Police carding now subject to strict new regulation
The controversial practice known as police carding is now subject to a stringent new regulation that took effect Sunday across Ontario.
The new law is intended to strictly control the police practice of arbitrarily stopping and questioning individuals who have no direct connection to a crime as either a suspect or a witness.
The regulation also makes specific reference about the arbitrary collection of information from individuals belonging to “a particular racialized group.”
Data obtained in recent years from Hamilton and Toronto has shown that people from visible minorities have been carded at disproportionately higher rates than their representation in the general population.
Under the new law, police officers attempting to collect information arbitrarily must now:
Provide details about the reason why an individual was targeted for information;
Inform the person he or she is not required to provide identifying information;
Inform the person why police are attempting to obtain information;
Offer to give the individual a record of the interaction, and provide the document if requested.
The record of the interaction must contain details that identify the officer, the date, time and location of the encounter, information about how to contact Ontario’s Independent Police Review Director and an explanation that the person can request access to their information through the province’s Freedom of Information legislation.
The new law also requires the police chief to conduct annual reviews of a database to ensure compliance and conduct training so officers are aware that people stopped arbitrarily have the right to discontinue the interaction.
The chief must also produce an annual report that includes the number of arbitrary interactions, broken down by gender, race, age and neighbourhood, and whether those rates are disproportional.
Ancaster Coun. Lloyd Ferguson, chair of the Police Services Board, could not be reached for comment.
Jaime Stephenson, president of the Hamilton Criminal Lawyers’ Association, said the new regulation is a step in the right direction, particularly the requirement officers must inform people stopped arbitrarily they aren’t obligated to provide information.

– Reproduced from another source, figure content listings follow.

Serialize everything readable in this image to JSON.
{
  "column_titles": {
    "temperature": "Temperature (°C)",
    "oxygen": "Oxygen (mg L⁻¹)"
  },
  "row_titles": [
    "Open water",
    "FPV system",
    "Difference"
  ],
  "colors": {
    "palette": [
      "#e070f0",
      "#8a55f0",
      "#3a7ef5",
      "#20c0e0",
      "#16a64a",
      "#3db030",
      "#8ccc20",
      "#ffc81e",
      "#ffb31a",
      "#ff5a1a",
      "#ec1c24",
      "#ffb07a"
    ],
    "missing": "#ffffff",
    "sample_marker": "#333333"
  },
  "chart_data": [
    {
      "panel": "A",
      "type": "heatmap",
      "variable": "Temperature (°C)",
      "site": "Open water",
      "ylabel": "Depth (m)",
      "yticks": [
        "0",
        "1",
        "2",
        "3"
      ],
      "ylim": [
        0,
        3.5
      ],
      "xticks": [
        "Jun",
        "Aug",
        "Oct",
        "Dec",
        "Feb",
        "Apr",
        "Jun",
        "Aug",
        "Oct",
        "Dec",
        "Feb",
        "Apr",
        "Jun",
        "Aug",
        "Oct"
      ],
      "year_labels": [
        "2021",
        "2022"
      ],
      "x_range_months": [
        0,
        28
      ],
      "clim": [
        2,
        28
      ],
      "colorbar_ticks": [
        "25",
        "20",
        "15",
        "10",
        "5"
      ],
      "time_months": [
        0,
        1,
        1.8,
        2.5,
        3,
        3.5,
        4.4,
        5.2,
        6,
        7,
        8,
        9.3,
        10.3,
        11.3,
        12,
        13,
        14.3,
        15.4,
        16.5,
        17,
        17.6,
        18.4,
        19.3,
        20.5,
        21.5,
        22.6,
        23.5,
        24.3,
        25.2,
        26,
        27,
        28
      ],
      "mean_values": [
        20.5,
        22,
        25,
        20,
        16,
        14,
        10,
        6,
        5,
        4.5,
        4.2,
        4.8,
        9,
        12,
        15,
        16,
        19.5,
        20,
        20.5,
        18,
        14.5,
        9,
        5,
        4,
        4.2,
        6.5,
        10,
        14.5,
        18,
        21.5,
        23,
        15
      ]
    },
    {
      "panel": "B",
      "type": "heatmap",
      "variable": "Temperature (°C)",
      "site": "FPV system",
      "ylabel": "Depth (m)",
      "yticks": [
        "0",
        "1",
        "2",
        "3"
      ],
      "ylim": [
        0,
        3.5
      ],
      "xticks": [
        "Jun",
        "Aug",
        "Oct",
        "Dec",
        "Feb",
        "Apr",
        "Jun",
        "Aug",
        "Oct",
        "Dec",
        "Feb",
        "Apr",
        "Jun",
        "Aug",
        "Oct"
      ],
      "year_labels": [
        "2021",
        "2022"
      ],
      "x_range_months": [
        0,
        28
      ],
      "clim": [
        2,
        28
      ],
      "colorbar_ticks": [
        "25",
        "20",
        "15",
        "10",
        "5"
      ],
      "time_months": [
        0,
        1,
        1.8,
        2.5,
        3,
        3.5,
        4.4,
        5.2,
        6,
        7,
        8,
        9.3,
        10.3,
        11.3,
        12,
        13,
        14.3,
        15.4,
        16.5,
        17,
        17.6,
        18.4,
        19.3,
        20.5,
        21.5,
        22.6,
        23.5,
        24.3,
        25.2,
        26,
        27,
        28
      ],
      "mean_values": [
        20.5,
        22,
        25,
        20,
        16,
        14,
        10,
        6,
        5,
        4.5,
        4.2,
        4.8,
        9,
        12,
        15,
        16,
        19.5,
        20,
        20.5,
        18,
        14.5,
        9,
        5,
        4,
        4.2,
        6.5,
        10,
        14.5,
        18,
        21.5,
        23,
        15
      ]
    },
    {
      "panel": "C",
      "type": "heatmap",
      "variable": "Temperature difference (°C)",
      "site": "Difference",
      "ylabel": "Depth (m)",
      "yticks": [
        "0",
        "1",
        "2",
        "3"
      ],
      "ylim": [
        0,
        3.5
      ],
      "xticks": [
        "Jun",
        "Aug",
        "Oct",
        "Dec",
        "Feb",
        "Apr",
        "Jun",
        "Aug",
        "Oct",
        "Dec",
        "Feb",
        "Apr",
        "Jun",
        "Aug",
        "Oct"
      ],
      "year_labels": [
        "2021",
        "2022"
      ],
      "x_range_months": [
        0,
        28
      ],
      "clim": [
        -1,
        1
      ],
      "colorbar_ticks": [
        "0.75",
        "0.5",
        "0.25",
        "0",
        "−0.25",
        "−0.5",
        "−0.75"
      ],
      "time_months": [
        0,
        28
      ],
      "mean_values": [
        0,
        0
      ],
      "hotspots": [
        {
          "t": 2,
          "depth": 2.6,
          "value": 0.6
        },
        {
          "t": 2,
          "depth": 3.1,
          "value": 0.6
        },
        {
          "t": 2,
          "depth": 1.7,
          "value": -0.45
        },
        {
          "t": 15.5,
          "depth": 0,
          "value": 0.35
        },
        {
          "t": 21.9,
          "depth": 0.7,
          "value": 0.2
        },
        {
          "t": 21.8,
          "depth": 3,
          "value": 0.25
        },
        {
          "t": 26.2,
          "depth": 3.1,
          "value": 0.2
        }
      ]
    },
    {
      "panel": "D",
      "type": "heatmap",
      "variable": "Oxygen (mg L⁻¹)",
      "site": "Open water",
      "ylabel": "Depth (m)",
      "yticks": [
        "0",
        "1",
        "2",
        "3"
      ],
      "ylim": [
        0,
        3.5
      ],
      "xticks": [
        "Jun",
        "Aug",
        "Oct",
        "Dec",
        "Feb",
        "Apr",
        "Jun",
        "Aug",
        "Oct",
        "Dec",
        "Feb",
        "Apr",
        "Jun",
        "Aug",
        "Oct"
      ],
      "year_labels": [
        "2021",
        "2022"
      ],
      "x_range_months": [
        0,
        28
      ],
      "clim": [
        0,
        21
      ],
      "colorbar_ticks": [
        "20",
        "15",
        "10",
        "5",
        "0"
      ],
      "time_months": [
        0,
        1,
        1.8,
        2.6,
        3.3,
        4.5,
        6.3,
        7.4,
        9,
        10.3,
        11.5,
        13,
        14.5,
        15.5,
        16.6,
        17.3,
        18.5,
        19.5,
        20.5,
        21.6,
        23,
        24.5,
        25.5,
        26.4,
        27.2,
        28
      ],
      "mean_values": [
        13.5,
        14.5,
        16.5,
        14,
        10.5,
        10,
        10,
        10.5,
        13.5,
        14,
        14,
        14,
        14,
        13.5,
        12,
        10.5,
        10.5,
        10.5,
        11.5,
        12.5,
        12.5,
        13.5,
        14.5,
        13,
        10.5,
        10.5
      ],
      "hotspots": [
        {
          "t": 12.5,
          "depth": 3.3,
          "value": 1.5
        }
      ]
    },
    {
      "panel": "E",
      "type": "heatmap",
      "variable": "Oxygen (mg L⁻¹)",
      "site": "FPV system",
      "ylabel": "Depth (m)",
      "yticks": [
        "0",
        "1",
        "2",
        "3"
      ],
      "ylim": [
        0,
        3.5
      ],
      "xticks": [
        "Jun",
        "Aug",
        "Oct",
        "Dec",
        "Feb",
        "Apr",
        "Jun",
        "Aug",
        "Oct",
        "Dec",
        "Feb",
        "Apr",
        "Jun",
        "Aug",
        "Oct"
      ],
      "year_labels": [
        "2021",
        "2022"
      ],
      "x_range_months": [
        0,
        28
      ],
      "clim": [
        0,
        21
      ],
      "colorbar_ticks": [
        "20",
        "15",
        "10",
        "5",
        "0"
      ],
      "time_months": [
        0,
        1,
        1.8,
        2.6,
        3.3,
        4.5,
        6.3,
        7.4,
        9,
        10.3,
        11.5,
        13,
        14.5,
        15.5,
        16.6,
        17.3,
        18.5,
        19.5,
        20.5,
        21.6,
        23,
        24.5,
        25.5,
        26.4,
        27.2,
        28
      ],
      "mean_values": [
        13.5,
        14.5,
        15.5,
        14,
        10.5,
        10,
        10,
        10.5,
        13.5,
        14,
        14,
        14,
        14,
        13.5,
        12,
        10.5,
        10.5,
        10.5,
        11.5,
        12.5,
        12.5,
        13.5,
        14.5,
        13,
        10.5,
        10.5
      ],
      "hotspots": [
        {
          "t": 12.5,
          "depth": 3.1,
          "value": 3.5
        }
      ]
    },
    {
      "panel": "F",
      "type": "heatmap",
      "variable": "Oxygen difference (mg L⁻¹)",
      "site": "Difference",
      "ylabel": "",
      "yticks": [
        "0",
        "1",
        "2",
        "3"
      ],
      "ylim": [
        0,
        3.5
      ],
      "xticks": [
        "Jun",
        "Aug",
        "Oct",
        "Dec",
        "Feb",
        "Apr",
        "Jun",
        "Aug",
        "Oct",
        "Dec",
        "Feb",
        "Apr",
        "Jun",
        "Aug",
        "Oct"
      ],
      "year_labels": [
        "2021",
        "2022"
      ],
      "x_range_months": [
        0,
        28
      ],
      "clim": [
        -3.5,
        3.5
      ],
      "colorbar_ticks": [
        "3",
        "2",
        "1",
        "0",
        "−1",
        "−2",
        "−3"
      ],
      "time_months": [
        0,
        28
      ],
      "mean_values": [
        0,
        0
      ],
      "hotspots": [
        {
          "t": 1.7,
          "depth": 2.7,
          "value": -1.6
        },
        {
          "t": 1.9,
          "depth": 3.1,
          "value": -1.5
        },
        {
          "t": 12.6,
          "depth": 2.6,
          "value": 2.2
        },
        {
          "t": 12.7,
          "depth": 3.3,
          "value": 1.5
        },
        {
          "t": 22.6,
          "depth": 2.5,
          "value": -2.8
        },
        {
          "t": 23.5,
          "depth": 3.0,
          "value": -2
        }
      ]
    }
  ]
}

“A lot of people don’t know that they don’t have to answer a police officer’s questions or identify themselves if it’s an arbitrary stop,” said Stephenson. “They just assume ‘Well, it’s a police officer and they’re asking me a question so I’d better answer it.’
“But policing the police is always a difficult thing,” she added, “and how do we know that every officer is actually recording every interaction that they have? The problem is we won’t know.”
Ward 3 Coun. Matthew Green said the new regulation doesn’t address what he believes is the root of the problem — a fundamental shift in policing culture since the 9/11 terrorist attacks in the U.S.
“Under the philosophy of intelligence-led policing post 9/11, citizens have effectively become suspects,” said Green. “Carding is the street-level application of mass data collection where everybody is a suspect and all information is held and retained in perpetuity.
“They used to serve and protect and now it’s this kind of anti-terrorism, paramilitary style of policing and that’s really what needs to change,” Green added.
Green found himself at the centre of the carding issue last April when he was carded while waiting for a bus on a Hamilton street. The officer is now facing a discreditable conduct charge under the Police Services Act.